The Democrats just got some bad news on religion. A recent study by the Pew Research Center for the People and the Press shows an inverse relationship between church attendance and voting for Democrats. While 63 percent of people who attend church more than once a week vote Republican, 62 percent of people who seldom or never attend vote Democratic.
That gives George W. Bush and the Republicans an overwhelming advantage with the "religious" as we enter a critical election year. One major reason is that Republicans are much more comfortable talking about religious values and issues and promising that their faith will impact their policies. The president is more publicly expressive about his faith than any occupant of the White House in years, and he is very proud of his "faith-based initiative"—even though it has turned out to be more symbolic than substantial. But when it comes to religion, symbolism, language, and style matter a great deal.
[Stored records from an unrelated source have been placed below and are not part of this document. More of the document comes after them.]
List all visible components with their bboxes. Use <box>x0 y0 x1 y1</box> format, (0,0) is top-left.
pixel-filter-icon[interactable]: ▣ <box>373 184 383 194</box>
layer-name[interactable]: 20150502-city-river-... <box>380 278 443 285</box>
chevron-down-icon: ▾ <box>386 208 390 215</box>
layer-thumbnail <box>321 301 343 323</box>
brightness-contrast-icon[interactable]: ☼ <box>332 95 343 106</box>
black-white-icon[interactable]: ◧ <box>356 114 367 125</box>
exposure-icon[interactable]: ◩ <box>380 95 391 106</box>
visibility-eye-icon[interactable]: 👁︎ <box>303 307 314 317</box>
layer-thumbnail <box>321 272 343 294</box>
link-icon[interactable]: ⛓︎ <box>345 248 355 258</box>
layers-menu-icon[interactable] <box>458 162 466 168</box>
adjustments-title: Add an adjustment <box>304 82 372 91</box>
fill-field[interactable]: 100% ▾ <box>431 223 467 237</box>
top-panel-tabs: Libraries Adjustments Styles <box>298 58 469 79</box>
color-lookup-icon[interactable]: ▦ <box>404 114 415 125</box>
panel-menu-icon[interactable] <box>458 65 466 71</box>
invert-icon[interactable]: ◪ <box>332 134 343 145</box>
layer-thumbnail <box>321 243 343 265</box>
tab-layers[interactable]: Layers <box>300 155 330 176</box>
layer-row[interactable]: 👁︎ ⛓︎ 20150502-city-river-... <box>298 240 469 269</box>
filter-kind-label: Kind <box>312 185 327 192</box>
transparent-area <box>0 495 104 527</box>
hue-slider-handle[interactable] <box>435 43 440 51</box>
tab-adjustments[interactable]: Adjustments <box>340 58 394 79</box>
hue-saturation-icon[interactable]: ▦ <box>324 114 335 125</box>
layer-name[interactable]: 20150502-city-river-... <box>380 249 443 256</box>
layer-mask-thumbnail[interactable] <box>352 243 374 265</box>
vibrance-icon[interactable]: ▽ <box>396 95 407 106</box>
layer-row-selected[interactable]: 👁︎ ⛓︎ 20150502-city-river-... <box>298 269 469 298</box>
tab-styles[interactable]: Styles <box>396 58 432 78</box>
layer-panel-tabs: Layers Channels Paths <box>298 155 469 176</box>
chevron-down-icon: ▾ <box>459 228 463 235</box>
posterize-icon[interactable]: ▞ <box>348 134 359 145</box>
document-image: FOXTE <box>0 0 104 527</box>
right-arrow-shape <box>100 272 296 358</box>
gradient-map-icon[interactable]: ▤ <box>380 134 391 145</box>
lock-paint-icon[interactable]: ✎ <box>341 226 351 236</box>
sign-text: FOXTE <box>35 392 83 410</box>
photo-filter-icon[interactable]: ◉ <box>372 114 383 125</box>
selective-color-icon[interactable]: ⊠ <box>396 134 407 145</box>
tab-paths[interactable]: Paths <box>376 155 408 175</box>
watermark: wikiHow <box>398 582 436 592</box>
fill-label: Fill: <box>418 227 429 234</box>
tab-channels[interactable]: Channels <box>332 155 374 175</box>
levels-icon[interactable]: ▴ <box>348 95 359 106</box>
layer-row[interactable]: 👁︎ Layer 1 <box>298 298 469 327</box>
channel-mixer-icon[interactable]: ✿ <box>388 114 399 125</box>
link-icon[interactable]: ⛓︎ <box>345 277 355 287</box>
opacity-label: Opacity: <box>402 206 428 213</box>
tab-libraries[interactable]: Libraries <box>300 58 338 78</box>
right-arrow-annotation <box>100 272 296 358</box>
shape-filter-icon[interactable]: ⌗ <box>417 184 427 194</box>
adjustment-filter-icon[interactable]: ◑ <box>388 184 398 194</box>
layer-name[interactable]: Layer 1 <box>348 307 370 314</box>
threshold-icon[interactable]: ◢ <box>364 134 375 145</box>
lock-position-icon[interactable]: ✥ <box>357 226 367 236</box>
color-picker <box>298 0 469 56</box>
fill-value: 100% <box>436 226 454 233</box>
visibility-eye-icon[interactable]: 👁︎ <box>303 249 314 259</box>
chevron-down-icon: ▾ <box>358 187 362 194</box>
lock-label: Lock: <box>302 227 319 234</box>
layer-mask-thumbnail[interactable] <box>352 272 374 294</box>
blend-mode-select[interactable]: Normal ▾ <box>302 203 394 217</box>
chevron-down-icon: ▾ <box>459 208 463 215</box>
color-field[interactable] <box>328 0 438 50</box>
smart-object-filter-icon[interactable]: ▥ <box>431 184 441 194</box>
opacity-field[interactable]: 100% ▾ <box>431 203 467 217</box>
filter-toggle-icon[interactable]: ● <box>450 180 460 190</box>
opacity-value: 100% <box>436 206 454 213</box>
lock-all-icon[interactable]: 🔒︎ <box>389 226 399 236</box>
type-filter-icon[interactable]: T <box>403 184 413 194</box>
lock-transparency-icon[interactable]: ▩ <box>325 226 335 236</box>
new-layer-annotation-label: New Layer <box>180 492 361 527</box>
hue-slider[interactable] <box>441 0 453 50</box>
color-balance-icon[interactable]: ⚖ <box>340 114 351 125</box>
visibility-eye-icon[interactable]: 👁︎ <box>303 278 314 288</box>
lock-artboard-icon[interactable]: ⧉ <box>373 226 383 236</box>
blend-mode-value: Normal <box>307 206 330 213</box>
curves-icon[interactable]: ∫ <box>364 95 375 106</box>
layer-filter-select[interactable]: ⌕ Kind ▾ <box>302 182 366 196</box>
The Democrats, on the other hand, seem visibly uncomfortable with the subject of religion, preferring the vague language of "values"—and even then are hard-pressed to say what their values actually mean. The Democratic candidates shy away from the topic of religion and promise, as John Kerry, Howard Dean, and John Edwards have put it, that while they might have faith, it won’t affect their public policies. What? It seems the Democrats are offering a totally private faith with no implications for political life. But what kind of faith is that? Where would we be if Rev. Martin Luther King Jr. had kept his faith to himself?